Analytics – Definitions
So we have Google analytics (or any analytics for that matter) running on our website and we look at the reports and what the …? What are all these new words? Analytics, like many fields, has a unique vocabulary for describing the various measures and metrics. And again like most fields, knowing the definitions gets you a long way towards understanding what you are looking at. So for your viewing pleasure we have the following definitions:
A visit is defined as a series of page requests from the same uniquely identified client with a time of no more than 30 minutes between each page request. So for a user who visits at 11:00 AM and then again at 11:20 this user counts as a single unique visit; if the user clicks on a new page at 11:35 it now counts as two visits. (Some analytics packages use the term session in place of visit.)
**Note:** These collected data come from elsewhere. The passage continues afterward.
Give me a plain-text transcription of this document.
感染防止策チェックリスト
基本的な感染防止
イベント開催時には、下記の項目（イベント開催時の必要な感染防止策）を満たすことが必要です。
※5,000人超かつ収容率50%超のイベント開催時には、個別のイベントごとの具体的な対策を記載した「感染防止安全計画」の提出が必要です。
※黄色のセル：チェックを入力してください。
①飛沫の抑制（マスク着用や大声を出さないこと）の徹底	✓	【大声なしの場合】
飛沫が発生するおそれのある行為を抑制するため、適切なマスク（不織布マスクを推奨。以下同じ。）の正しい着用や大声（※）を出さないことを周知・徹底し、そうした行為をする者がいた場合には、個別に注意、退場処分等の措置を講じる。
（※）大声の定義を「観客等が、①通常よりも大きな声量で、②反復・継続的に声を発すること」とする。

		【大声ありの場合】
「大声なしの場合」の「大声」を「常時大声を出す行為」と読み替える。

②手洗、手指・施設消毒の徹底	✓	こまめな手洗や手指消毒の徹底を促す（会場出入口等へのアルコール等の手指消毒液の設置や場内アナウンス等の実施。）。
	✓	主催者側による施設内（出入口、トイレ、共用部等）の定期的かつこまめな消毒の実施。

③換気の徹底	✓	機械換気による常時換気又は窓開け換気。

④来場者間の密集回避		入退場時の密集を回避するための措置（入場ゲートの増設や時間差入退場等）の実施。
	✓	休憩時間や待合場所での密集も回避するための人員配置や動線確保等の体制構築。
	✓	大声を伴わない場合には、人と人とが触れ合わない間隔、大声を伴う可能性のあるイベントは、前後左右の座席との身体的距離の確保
The percentage of visits where the visitor enters and exits at the same page without visiting any other pages on the site in between. (In general a higher bounce rate is not a good sign – but some websites are designed for a single page view before leaving, for example blogs. Use bounce rate to analyze your site based on your site’s users goals.)
Average Pages per Visit
The average number of page views a visitor views before ending their visit. It is calculated by dividing total number of page views by total number of visits.
Average Time on Site
Average amount of time that visitors spend on the site each time they visit. (This metric can be complicated by the fact that analytics programs cannot measure the length of the last page view, since the time is measured by start time of second page minus the start time of the first page.)
A request for a file whose type is defined as a page in log analysis. An occurrence of the script being run in page tagging. In log analysis, a single page view may generate multiple hits as all the resources required to view the page (images, .js and .css files) are also requested from the web server.
These definitions are from two primary sources Wikipedia and Google. Another source of definitions is from IAB – the guidelines for banner sizes is quite useful, but the analytics definitions have been left behind by recent advances.